Я все еще сидел у нее на коленях. Бабушка по очереди называла стоимость вещей, которые были на ней надеты. Все остальные пытались изобразить интерес.
— Харпо Саул, — вдруг сказала бабушка, — ты последний из Мельманов.
Пудра на ее лице напоминала отшелушивающуюся краску.
— Мне она всегда говорила то же самое, — прошептал отец. — Не принимай близко к сердцу.
Он стоял у окна с бокалом шампанского в руке. Больше никто из нас не пил шампанское. Бабушка попросила красное сладкое вино, мама пила газировку, а я не любил шампанское. Я до сих пор его не люблю, не нахожу в нем ничего хорошего.
— Харпо Саул, — снова обратилась ко мне бабушка, — ты должен заниматься теннисом, я думаю, из тебя выйдет великий теннисист.

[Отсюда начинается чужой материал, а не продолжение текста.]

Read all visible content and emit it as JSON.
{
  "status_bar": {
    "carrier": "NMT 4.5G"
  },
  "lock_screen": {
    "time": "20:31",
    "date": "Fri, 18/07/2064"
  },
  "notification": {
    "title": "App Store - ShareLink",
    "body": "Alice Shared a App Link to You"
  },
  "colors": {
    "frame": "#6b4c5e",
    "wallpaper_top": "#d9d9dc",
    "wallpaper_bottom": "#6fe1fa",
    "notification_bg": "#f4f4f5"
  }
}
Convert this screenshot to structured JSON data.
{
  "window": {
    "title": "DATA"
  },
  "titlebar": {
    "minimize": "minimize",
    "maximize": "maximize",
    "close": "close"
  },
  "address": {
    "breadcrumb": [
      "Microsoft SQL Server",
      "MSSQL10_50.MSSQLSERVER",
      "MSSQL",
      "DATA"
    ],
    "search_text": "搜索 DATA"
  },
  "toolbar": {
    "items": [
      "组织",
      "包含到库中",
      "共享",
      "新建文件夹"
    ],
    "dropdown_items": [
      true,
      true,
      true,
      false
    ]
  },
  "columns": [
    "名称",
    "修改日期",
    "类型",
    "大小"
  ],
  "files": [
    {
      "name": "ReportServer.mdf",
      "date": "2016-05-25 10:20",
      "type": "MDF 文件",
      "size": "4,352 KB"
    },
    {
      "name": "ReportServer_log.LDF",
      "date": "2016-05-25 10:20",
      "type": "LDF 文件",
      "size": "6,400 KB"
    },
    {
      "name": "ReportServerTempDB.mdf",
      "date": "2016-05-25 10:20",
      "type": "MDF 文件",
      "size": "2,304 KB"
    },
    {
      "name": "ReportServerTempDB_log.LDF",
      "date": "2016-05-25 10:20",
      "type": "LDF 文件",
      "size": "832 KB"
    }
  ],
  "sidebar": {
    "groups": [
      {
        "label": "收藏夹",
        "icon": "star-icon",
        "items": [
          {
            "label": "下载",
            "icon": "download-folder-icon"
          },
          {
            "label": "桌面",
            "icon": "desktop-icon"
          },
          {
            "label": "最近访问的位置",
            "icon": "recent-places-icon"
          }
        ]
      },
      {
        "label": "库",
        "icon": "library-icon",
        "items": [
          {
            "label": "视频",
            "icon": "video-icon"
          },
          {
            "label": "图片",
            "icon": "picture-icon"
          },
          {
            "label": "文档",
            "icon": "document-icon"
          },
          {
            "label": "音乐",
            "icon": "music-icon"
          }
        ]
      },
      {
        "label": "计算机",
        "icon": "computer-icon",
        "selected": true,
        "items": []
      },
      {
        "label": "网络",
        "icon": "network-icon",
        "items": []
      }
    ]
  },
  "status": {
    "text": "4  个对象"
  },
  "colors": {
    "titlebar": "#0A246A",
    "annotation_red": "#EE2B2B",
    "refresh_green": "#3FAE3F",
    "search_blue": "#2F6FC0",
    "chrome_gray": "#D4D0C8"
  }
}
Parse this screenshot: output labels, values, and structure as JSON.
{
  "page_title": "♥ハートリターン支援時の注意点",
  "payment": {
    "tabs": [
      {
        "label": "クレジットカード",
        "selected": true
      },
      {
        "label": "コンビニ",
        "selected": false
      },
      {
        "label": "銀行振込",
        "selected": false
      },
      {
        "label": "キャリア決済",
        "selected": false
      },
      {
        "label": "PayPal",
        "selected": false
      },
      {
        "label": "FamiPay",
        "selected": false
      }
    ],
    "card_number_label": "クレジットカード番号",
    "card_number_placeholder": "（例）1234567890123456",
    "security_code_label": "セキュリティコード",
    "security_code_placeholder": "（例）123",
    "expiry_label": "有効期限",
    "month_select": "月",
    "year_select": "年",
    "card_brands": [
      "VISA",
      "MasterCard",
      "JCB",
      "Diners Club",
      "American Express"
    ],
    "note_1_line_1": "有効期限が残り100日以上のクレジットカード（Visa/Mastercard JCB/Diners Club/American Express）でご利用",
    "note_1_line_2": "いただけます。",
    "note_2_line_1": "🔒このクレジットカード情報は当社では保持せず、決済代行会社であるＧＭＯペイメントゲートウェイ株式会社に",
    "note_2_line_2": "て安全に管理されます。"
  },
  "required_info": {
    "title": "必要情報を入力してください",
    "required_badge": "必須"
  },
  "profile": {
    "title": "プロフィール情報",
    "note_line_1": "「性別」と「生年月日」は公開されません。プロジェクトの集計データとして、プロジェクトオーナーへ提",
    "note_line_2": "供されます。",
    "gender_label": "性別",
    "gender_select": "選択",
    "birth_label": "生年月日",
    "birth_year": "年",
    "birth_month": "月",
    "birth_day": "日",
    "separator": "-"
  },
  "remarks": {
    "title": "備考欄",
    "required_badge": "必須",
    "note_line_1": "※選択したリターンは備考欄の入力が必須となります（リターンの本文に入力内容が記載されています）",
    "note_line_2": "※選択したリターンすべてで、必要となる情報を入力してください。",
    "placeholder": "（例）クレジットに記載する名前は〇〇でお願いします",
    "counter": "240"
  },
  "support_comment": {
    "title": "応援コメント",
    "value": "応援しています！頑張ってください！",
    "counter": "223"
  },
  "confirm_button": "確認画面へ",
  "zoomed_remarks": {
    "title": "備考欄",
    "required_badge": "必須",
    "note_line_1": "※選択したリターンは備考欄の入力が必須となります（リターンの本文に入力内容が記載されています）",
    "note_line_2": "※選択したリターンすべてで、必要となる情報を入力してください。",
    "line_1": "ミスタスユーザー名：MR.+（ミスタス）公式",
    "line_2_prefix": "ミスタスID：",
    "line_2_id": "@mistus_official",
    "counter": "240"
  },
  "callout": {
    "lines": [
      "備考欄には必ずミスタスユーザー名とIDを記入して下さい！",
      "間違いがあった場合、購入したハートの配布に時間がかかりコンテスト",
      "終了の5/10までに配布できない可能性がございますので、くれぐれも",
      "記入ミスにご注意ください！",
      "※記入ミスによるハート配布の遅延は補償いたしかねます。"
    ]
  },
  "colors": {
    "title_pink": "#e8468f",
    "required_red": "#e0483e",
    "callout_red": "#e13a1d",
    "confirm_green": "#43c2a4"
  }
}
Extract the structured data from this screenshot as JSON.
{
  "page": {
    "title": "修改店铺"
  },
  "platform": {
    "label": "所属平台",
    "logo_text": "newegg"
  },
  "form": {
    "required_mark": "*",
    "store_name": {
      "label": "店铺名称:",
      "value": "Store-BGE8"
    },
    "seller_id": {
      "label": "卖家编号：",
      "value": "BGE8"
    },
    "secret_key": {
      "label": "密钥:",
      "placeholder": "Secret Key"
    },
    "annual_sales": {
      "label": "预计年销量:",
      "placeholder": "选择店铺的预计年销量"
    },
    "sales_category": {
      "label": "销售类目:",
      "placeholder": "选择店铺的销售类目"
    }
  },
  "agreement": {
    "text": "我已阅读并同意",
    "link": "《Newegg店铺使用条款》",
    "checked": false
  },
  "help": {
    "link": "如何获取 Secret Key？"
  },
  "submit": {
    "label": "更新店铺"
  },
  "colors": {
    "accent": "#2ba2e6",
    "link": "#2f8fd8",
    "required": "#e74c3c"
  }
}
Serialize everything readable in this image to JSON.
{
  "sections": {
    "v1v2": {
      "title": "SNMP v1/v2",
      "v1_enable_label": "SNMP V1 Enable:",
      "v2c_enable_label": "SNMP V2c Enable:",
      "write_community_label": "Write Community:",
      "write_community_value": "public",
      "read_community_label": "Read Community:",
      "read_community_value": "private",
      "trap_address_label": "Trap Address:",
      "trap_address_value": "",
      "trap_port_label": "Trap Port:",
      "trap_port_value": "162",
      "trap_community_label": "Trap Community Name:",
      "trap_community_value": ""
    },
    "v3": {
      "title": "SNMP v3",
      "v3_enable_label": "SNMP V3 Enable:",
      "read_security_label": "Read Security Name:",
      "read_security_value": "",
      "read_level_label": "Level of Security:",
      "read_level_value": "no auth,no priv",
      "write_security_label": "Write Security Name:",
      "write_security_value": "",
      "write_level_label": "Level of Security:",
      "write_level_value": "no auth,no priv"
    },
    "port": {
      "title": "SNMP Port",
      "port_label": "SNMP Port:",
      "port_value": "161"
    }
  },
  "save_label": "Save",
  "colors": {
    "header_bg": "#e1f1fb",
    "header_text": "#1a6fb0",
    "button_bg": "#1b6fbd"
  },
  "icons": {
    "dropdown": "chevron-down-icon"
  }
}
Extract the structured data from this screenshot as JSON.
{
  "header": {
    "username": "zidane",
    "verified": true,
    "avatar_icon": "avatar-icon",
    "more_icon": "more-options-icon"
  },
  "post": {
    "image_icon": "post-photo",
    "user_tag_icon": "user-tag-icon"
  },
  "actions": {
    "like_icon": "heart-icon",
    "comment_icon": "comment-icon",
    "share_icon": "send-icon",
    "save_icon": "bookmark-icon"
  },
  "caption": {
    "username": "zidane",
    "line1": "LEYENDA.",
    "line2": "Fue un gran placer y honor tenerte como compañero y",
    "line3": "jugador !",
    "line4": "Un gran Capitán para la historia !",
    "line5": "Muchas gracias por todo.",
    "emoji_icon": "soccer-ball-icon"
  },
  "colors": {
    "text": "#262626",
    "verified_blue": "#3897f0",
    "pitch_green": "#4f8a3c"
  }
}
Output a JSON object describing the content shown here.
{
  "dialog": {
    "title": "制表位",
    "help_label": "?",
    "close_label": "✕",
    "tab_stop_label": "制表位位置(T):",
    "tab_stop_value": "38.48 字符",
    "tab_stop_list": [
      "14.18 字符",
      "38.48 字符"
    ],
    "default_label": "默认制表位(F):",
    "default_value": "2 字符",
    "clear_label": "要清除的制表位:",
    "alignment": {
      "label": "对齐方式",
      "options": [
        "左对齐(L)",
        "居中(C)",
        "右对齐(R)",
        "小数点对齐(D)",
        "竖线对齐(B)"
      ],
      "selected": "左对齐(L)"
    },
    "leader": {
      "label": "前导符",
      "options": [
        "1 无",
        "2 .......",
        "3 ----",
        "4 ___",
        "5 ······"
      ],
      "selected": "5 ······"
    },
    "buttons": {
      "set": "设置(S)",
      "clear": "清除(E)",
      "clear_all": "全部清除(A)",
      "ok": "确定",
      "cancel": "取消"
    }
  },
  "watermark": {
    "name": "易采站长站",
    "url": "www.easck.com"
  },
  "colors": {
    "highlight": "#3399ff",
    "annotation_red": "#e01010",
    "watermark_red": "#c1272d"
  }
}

Отец громко захлопнул окно.
— Харпо Саул не будет заниматься теннисом, — решительно сказал он. — Пусть занимается боксом, футболом, карате, борьбой сумо — чем угодно, только не теннисом.
Бабушка спустила меня на пол и яростно затрясла руками. С ее щек слетело целое облако пудры, из горла рвалось хрипение.
— А если мне хочется, чтобы он занимался теннисом, — закричала она, — если я говорю, что у него душа его дедушки, твоего чудесного отца, да упокой Господь его душу, того человека, который всю свою жизнь заботился, чтобы ты не знал нужды?! И что он получил в благодарность? Ты распространяешь о нем ложь в грязных книжонках! Ребенок будет заниматься теннисом!
Я наблюдал, как бабушка спорит с отцом, заниматься мне теннисом или нет. Моя бабушка мастерски умела выходить из себя.
Наконец она нахлобучила на голову шляпу больше самого большого в мире колеса. Эта ее шляпа едва влезла в такси. По случаю дня рожденья мы отправились в театр. На бабушке были перчатки, ибо ее руки были сплошь усеяны пигментными пятнами.